I don't believe you that you would be happy to pay for these films. You would be happy to sometimes pay for them but when push comes to shove, if you want it now you'll take it. It's a generation that believes that free is their right and it's going to hurt when you put your material into the world and find out that noone wants to pay for it.

So, yes, you're part of the problem because you view being lazy as an excuse for theft. Want to know why? I just went to the Nickelodeon website and they are going to be playing Wendy & Lucy:

APRIL 1-7, Wednesday-Thursday
Wednesday, April 1 - 3:00, 6:00 and 8:00 *Premiere Night*
Thursday, April 2 - 6:00 and 8:00
Friday, April 3 - 3:00, 6:00 and 8:00
Saturday, April 4 - 3:00, 6:00 and 8:00
Sunday, April 5 - 3:00, 6:00 and 8:00
Monday, April 6 - 6:00 and 8:00
Tuesday, April 7 - 6:00 and 8:00

I hope you'll go buy a ticket.
# posted by Anonymous Noah Harlan @ 2/09/2009 10:38 PM  

 
Hey Noah,

I'm sort of playing here both sides of the argument, and in printing the letter I'm giving the poster the benefit of the doubt by taking him at face value, i.e., that he would legally pay for the film if he had a way to do it. Also, I have always rejected the zero-sum approach to evaluating piracy. In other words, I don't believe that every download is automatically a lost ticket sale. The question for me in this specific and somewhat academic look at the situation is whether a downloader like Jonathan creates word-of-mouth that offsets the negative effect of the piracy.

As a producer, though... I empathize with your response. I produced a film a few years ago that got great reviews (86% on Rotten Tomatoes) but barely crept over $1 million in box office. In the old days, we used to think that a $2 million box-office gross was a sign of some kind of success (now, none of the mini-majors would be happy with that number). I happened to be out with a family member and his fiance, who was not in the film business.

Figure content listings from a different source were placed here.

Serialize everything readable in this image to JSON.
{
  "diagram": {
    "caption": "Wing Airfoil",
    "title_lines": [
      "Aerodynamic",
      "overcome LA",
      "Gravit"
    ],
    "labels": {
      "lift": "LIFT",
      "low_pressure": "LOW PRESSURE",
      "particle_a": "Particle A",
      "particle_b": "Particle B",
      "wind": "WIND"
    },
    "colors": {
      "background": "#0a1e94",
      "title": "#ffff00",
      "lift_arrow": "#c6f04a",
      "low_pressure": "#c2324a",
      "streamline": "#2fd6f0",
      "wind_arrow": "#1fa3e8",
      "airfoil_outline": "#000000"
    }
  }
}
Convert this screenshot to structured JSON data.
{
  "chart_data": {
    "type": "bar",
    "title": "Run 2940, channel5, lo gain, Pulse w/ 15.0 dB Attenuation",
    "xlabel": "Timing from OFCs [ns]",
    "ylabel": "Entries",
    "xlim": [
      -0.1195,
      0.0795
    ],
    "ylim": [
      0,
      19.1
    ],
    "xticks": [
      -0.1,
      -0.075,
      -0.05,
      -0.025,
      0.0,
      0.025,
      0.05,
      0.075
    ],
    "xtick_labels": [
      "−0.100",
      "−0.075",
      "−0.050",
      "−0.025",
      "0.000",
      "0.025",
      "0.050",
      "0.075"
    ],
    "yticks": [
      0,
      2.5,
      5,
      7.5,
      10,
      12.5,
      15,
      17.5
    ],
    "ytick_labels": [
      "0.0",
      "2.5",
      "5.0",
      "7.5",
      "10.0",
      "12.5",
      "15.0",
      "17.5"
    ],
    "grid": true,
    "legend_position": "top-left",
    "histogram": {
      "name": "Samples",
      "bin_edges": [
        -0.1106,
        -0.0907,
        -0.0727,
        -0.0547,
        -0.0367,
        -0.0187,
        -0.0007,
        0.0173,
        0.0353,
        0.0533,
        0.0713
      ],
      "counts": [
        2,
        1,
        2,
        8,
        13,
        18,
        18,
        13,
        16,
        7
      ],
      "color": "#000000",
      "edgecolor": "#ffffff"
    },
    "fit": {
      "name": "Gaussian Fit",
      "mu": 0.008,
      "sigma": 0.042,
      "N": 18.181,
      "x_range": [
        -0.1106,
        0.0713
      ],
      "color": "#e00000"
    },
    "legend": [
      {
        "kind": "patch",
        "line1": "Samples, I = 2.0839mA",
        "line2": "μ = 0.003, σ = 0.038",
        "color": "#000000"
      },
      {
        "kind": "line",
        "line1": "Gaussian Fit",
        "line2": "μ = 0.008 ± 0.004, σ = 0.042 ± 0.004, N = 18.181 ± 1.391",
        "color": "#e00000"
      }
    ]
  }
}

I mentioned the film Robin and I had in the theaters and the woman said, "Oh, I hear it's really good -- all my friends have seen it." "At the Angelika?" I asked. "No, they all downloaded it," she said. I was bummed for us and for the filmmaker as all of us would have had our careers boosted by a bigger b.o. number.

On the other hand, once while attending the Sarajevo Film Festival a kid came up to me and asked if I produced "Gummo" and said that it was one of his favorite films. When I said I didn't know the film got a release in Bosnia, he said he bought it bootleg (the old, non-downloadable kind). In this case I was really happy that a film that had few foreign sales was still getting out there.
# posted by Blogger Scott Macaulay @ 2/09/2009 11:32 PM  

 
Scott,

we've had considerable experience with bootlegging/piracy and, in sum, think we've benefited tremendously from it.

BusinessWeek wrote about the piracy issues we faced with our documentary Cocaine Cowboys last July:

http://tinyurl.com/5m86s9
# posted by Anonymous Alfred Spellman @ 2/10/2009 5:04 PM  

 
I have to more or less agree with Noah. It just seems so unlikely that a guy who's seeing HAPPY-GO-LUCKY months in advance of its US release is really going to check it out in theaters when it makes it to him. Maybe Jonathan will, but 9 viewers out of 10 won't.

Notice that he saw SLUMDOG MILLIONAIRE online, as well--a film that is almost certainly playing near him. Did he catch up with it in a theater?

(And if he REALLY wants my sympathy, he shouldn't mention that an adult ticket in his town is $6.50...a price point I haven't seen in well over a decade. For crying out loud, that's a value meal at McDonald's!)